Dear all,

We are coming up on what I think of as the heart of the church year. Holy Week, the week beginning with Palm Sunday and running to Easter Morning, offers us a chance to live the stories that are foundational to our faith. We shout “Hosanna!” with the crowd that greets Jesus as he enters Jerusalem (Palm Sunday); we share a meal and wash feet with Jesus and his friends (Maundy Thursday); we betray Jesus and condemn him with Peter and the crowd, we weep with Mary at the foot of the cross (Good Friday); we wait through the long hours of the night, remembering the stories of our journey with God and wondering at what is to come until the light of the resurrection breaks through (the Easter Vigil); and we gasp in astonishment with the women when we return to find the stone rolled away and the tomb empty (Easter morning). Living these stories through our liturgies, prayers, and hymns connects us through time and space to the Christians across history who have also lived these stories, in whose hearts these stories have also taken root.

This kind of living remembering isn’t just bound to Holy Week – it’s something we do every week during the Eucharist. The fancy church word for it is anamnesis. In the Eucharist, we participate in a meal that is far beyond what we see and hear at Redeemer. We join Jesus and his friends at the Last Supper every week, and every Christian who has celebrated the Eucharist in their own time and place. Holy Week is an opportunity to bring all those foundational stories into close perspective, to roll around in our remembering, even when it’s uncomfortable.

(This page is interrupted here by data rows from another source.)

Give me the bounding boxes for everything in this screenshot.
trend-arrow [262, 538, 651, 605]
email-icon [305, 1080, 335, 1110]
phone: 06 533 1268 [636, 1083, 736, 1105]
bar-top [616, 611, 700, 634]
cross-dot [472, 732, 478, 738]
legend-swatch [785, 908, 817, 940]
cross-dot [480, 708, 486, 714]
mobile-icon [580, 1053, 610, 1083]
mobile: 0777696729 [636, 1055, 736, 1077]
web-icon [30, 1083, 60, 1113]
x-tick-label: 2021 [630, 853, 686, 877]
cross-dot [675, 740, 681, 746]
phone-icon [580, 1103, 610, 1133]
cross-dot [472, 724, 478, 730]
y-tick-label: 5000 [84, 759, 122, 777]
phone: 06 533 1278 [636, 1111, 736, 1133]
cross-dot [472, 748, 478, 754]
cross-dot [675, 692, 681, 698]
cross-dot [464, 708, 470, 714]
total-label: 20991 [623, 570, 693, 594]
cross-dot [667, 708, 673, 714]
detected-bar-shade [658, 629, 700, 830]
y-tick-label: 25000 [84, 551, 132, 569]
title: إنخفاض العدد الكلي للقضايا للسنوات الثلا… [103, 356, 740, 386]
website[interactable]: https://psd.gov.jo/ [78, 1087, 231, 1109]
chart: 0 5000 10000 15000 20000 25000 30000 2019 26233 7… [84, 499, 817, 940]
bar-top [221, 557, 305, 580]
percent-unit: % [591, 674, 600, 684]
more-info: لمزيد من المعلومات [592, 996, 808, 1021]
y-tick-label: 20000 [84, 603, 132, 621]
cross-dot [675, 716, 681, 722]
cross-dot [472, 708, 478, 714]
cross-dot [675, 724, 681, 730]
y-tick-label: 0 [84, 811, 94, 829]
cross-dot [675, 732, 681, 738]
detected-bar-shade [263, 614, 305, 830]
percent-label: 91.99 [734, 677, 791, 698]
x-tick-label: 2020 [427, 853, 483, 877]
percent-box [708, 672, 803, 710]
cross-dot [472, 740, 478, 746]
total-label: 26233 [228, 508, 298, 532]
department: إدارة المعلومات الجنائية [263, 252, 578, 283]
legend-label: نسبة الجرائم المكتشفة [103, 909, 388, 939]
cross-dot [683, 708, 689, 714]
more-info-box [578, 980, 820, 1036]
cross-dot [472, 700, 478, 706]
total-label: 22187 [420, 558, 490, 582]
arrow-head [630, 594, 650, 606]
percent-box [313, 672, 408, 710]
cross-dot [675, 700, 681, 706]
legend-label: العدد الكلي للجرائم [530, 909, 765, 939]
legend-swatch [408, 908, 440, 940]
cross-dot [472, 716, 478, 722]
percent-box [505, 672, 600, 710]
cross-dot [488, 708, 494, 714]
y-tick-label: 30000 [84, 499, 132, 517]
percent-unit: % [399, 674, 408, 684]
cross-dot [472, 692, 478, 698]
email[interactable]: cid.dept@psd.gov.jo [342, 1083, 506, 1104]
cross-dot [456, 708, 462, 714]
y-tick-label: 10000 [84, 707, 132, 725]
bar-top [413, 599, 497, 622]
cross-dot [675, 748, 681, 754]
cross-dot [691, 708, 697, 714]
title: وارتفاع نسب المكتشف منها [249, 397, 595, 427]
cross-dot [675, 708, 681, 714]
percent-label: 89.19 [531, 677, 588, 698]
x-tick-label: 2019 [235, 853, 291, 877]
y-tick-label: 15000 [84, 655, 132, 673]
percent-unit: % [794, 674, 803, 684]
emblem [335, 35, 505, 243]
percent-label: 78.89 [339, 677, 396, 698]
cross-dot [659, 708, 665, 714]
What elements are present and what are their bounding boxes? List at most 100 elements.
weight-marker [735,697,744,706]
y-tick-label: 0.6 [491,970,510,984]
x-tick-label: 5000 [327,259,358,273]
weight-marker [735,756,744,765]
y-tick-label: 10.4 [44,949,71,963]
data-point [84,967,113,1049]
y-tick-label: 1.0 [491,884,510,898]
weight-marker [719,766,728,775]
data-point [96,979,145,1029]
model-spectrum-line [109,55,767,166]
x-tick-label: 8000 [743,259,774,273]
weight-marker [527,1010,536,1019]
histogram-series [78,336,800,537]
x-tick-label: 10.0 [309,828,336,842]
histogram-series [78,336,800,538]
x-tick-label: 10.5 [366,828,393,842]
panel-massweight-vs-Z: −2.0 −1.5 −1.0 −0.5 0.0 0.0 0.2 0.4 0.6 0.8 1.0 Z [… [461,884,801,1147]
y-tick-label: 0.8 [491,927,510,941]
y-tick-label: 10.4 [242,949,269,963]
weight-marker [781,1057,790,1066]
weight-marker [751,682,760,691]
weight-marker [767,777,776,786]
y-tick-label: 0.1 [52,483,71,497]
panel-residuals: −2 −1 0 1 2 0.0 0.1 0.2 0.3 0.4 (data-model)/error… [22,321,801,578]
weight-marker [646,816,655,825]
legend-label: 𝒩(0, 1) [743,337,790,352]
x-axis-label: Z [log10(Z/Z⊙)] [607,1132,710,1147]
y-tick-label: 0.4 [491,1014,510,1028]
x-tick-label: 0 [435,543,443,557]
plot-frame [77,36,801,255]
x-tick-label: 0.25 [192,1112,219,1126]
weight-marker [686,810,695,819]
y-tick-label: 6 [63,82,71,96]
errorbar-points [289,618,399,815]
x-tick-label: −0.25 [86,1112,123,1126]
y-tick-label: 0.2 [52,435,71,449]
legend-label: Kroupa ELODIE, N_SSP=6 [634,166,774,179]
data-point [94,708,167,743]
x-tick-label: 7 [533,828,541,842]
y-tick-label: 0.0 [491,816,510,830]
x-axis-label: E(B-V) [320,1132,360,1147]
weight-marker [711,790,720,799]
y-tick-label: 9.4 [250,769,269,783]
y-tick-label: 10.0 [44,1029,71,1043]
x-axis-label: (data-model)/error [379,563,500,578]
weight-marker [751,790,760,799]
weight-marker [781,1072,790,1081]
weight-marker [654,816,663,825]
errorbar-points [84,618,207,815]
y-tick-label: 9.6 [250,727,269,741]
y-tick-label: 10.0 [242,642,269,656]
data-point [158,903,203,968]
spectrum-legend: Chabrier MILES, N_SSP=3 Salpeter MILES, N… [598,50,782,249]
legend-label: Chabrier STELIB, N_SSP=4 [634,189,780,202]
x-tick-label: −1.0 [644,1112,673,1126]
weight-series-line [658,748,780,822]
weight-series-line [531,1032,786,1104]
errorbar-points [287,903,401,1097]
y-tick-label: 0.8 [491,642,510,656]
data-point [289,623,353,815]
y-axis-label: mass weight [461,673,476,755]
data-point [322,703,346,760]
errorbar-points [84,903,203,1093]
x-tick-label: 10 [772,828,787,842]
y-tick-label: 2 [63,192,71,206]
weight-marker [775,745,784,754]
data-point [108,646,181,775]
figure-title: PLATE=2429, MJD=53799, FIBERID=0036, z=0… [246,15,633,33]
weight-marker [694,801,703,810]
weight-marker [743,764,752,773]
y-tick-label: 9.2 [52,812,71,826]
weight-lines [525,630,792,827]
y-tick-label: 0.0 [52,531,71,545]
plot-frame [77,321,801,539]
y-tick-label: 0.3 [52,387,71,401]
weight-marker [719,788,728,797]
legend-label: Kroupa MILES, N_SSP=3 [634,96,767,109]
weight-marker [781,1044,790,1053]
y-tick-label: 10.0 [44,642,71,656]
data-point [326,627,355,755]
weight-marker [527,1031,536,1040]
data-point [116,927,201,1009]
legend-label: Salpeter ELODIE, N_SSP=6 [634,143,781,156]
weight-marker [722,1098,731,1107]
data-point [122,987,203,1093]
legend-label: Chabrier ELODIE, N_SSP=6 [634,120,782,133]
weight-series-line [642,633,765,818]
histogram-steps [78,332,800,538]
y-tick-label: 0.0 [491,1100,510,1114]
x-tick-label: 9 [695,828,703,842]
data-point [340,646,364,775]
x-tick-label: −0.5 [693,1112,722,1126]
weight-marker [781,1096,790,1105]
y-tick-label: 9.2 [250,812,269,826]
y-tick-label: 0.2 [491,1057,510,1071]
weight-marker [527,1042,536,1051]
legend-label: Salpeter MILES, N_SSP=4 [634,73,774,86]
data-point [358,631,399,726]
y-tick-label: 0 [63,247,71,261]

And parts of it are uncomfortable – though perhaps terrible is a better word: Just like we participate in the Last Supper, we also participate in Jesus’s crucifixion. We shout, “Crucify him! Crucify him!” with the crowd. The man we met as a baby, who has led us and taught us, whose actions as a servant we modeled by washing one another’s feet, becomes someone against whom we rail. How terrible – and how terrifying to know what we as humans are capable of. It’s a terror that I am reminded of this week as we listen to reports of yet another school shooting. We have so much capacity to hurt each other, and in the case of gun control, there is so much we could do to prevent that harm, which makes our country’s continued inaction even more awful. As a body, the Episcopal Church strongly supports efforts to end our deeply shameful and uniquely American crisis of gun violence. Here in Maryland, Bishop Sutton and Bishop Ihloff are both members of Bishops United Against Gun Violence. If you are looking for steps that you can take right now, you can call or write your Senators and Representatives using this script from the Episcopal Public Policy Network.

And yet, in the face of the terror and harm we can inflict on each other, we have so much capacity to love and serve each other, too. That is part of the mystery of Easter, part of its deep grace – that even as we have shown the worst of ourselves, Jesus calls out the best of what we contain, loves us, shows us a better way, and redeems us. What if we were to remember and relive that better way every day – serving one another instead of our own interests? What if we really did beat our swords into plowshares? It’s what we seek to do together as Christians, what our shared life in community aims to help us achieve. May our conviction and commitment to that love and grace be strengthened as we live this Holy Week together.